As the most daring and outspoken of the four Beatles, John Lennon helped shape the agenda of the Sixties - socially and politically, no less than musically. As a solo artist, he made music that alternately disturbed and soothed, provoked and sought community. As a human being, he served as an exemplar of honesty in his art and life. Lennon didn’t invent rock and roll, nor did he embody it as toweringly as figures like Elvis Presley and Little Richard, but he did more than anyone else to shake it up, move it forward and instill it with a conscience. He was inducted into the Rock and Roll Hall of Fame in 1994.
As Jann Wenner wrote in the foreword to a collection of writings entitled The Ballad of John and Yoko, “Of the many things that will be long remembered about John Lennon - his genius as a musician and singer, his wit and literary swiftness, his social intuition and leadership - among the most haunting was the stark, unembarrassed commitment of his life, his work and his undernourished frame to truth, to peace and to humanity.”

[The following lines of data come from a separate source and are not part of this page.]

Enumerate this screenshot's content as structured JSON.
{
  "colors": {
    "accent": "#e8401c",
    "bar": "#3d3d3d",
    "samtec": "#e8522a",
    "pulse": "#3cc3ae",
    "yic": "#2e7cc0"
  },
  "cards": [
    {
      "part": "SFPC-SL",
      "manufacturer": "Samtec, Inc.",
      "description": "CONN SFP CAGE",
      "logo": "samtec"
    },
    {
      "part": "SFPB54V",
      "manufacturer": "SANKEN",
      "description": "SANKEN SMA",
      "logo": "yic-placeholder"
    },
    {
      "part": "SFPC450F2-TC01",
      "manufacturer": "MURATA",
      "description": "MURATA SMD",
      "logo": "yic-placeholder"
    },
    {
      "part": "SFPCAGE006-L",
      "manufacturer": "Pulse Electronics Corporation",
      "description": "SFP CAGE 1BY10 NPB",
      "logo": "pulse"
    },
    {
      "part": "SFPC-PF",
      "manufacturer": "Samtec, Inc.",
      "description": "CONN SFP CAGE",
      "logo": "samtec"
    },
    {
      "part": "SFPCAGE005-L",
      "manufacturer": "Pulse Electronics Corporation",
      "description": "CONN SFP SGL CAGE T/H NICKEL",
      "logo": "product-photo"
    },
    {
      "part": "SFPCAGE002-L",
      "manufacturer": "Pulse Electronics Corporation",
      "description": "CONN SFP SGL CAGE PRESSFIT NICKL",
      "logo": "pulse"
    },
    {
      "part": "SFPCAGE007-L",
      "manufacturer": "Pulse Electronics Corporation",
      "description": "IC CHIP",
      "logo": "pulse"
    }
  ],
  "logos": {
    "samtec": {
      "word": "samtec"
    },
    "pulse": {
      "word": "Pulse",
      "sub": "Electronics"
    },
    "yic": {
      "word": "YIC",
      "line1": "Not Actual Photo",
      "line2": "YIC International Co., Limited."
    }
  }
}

Born on October 9, 1940, during the Nazi bombing of Britain, Lennon was given the timely middle name of Winston (though he later changed it to Ono). A 5-year-old Lennon was sent to live with his "Aunt Mimi" when his parents separated, and in 1956, Mimi bought Lennon his first guitar. Lennon played the instrument incessantly, and within a year formed his first group, the Quarrymen, which evolved into the Beatles. Lennon's voice powered such indelible Beatles classics as "Help!" (Help!, 1965), "Strawberry Fields Forever" (Magical Mystery Tour, 1967) and "All You Need is Love" (Yellow Submarine, 1969), as well as outré tracks that included "I am the Walrus" (Magical Mystery Tour, 1967) and "Being for the Benefit of Mr. Kite!" (Sgt. Pepper's Lonely Hearts Club Band, 1967). The uncensored, self-lacerating aspect of the Lennon persona reached a fevered pitch with the drug-withdrawal blues of “Cold Turkey,” a 1969 single released under the name Plastic Ono Band.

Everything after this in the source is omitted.